Vermont Senator and presidential candidate Bernie Sanders faces a tough battle in Ohio. His rival Hillary Clinton surging in the delegate count, and polls show she could win the Ohio Democratic primary again, as she did in 2008.
But Sanders says his strategy to crackdown on trade deals that send jobs out of the country will resonate with Ohio voters.
“When you see factories shut down, communities decimated. You see people who used to make middle class wages now working at McDonald’s or Burger King for starvation wages -- yeah I do believe that will impact the people,” says Sanders.
One way to create 13 million new, high-paying jobs, according to Sanders, is to rebuild the country’s crumbling infrastructure.
Sanders and Clinton are also locked in a heated debate over where they stood on the auto industry bailout in 2008.
What About The Auto Bailout?
The auto industry bailout played a pretty big role in the 2012 presidential and U.S. Senate race in Ohio.
Now Clinton accuses Sanders of not voting for the bailout in 2008. Sanders say he voted against a larger bailout that did help the auto industry but was primarily crafted to help big banks.
The question to Sanders: “The devil’s advocate could say ‘well it seems like you were more against throwing money to Wall Street than adding money industry,’ what would you tell them?”
“No, no that’s not the case," says Sanders.
"If you look at the record what the bailout was about was in fact bailing out Wall Street, there was very little discussion in that, at that point, about the automobile industry.”
Sanders adds that he did vote for a separate bailout that focused only on the auto industry.
Coming Down on Fracking
The latest numbers show that drilling companies continue to pump even more natural gas out of Ohio’s shale year-by-year. But Sanders says fracking needs to stop.
Democrats and environmental groups have been fighting the increased use of hydraulic fracturing, or fracking, of natural gas for years.

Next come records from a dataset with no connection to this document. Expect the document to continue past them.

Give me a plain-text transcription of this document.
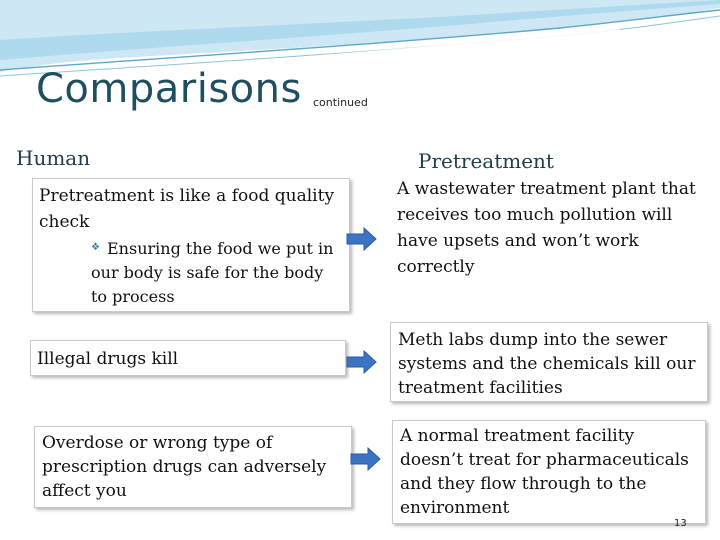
Comparisons continued
Human	Pretreatment
Pretreatment is like a food quality check
❖ Ensuring the food we put in our body is safe for the body to process
A wastewater treatment plant that receives too much pollution will have upsets and won’t work correctly
Illegal drugs kill
Meth labs dump into the sewer systems and the chemicals kill our treatment facilities
Overdose or wrong type of prescription drugs can adversely affect you
A normal treatment facility doesn’t treat for pharmaceuticals and they flow through to the environment
13
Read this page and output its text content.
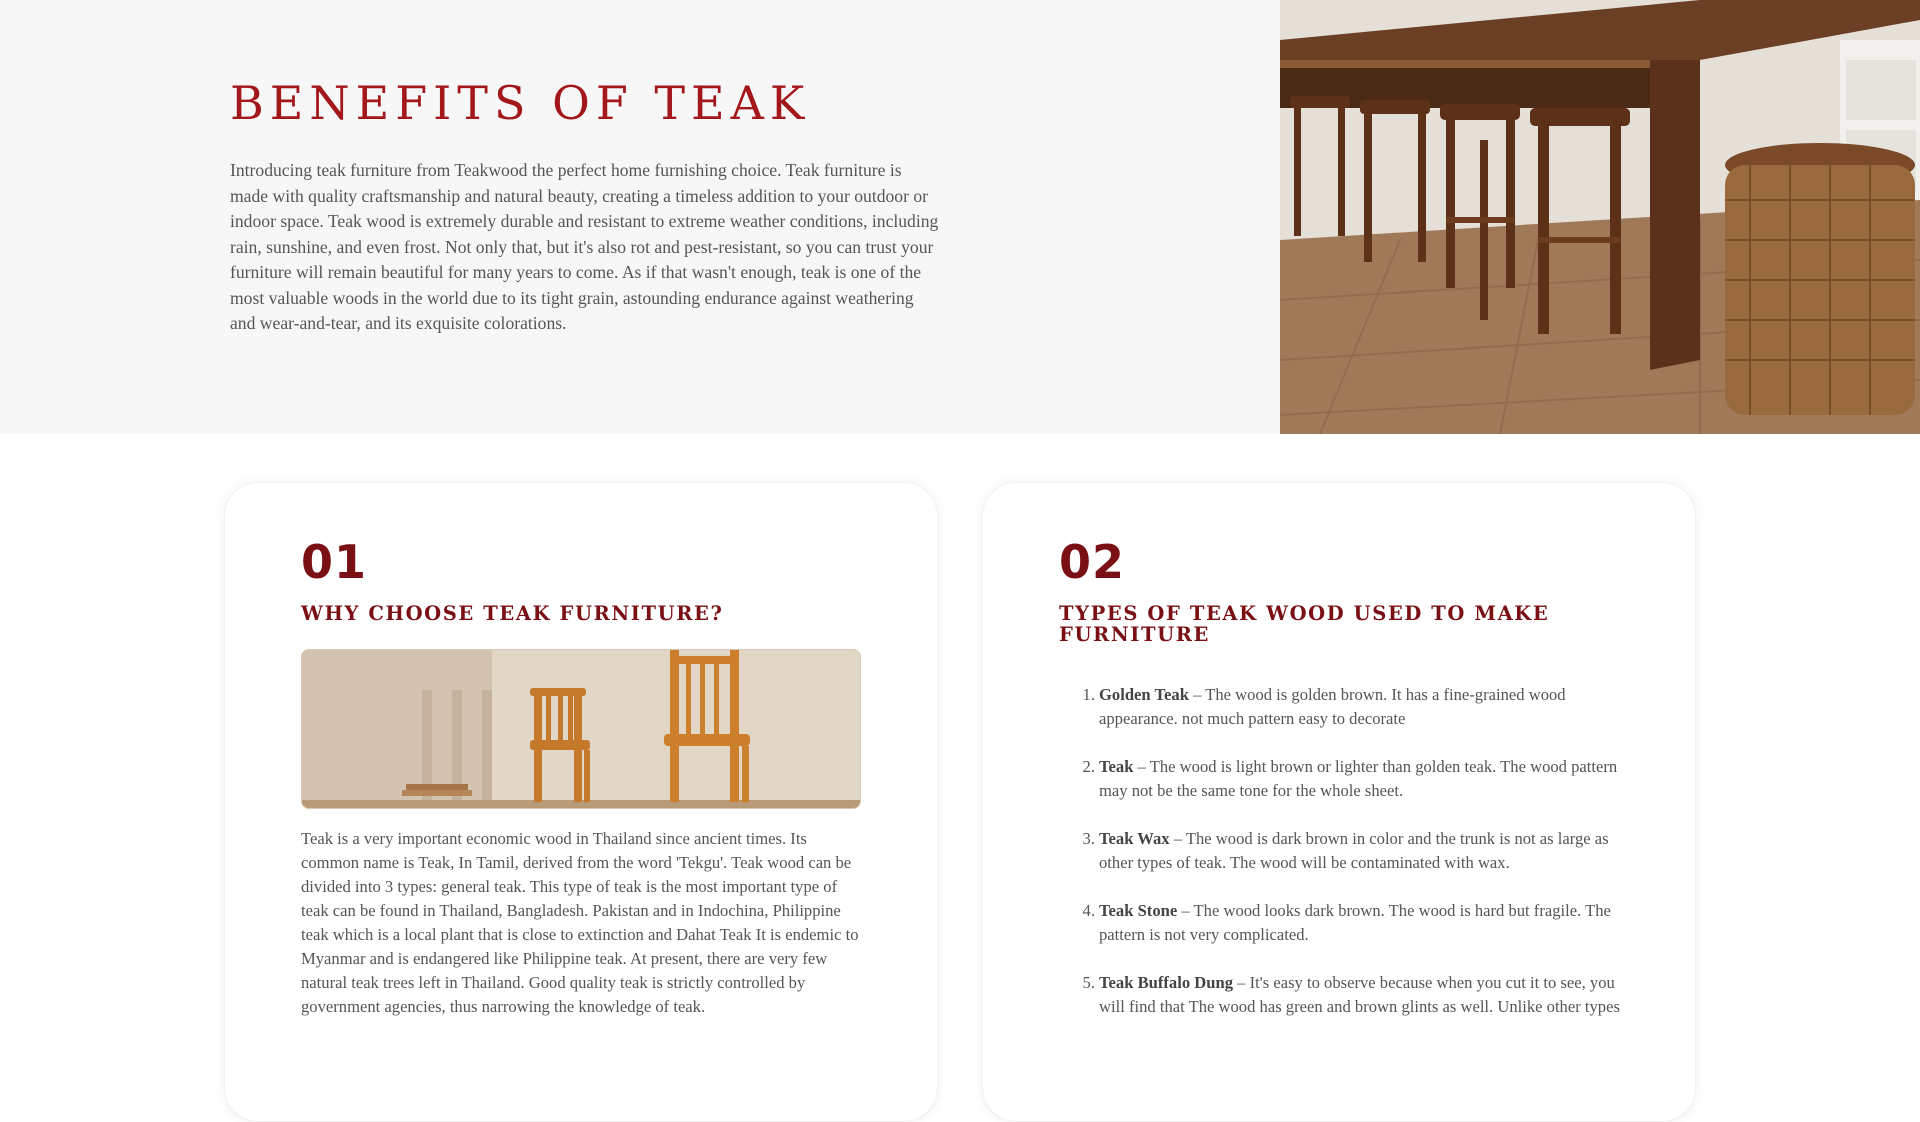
BENEFITS OF TEAK

Introducing teak furniture from Teakwood the perfect home furnishing choice. Teak furniture is made with quality craftsmanship and natural beauty, creating a timeless addition to your outdoor or indoor space. Teak wood is extremely durable and resistant to extreme weather conditions, including rain, sunshine, and even frost. Not only that, but it's also rot and pest-resistant, so you can trust your furniture will remain beautiful for many years to come. As if that wasn't enough, teak is one of the most valuable woods in the world due to its tight grain, astounding endurance against weathering and wear-and-tear, and its exquisite colorations.

01
WHY CHOOSE TEAK FURNITURE?

Teak is a very important economic wood in Thailand since ancient times. Its common name is Teak, In Tamil, derived from the word 'Tekgu'. Teak wood can be divided into 3 types: general teak. This type of teak is the most important type of teak can be found in Thailand, Bangladesh. Pakistan and in Indochina, Philippine teak which is a local plant that is close to extinction and Dahat Teak It is endemic to Myanmar and is endangered like Philippine teak. At present, there are very few natural teak trees left in Thailand. Good quality teak is strictly controlled by government agencies, thus narrowing the knowledge of teak.

02
TYPES OF TEAK WOOD USED TO MAKE FURNITURE
1. Golden Teak – The wood is golden brown. It has a fine-grained wood appearance. not much pattern easy to decorate
2. Teak – The wood is light brown or lighter than golden teak. The wood pattern may not be the same tone for the whole sheet.
3. Teak Wax – The wood is dark brown in color and the trunk is not as large as other types of teak. The wood will be contaminated with wax.
4. Teak Stone – The wood looks dark brown. The wood is hard but fragile. The pattern is not very complicated.
5. Teak Buffalo Dung – It's easy to observe because when you cut it to see, you will find that The wood has green and brown glints as well. Unlike other types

Sanders is among those calling for an all-out ban. Asked what that would mean for the many jobs fracking has created in Ohio:
“You wanna talk about jobs, we can create millions of jobs by creating a sustainable energy system which is not polluting the environment and that’s what I intend to do,” says Sanders.
Clinton has laid out stiff regulations that would make it difficult to frack in the U.S. but would not ban it.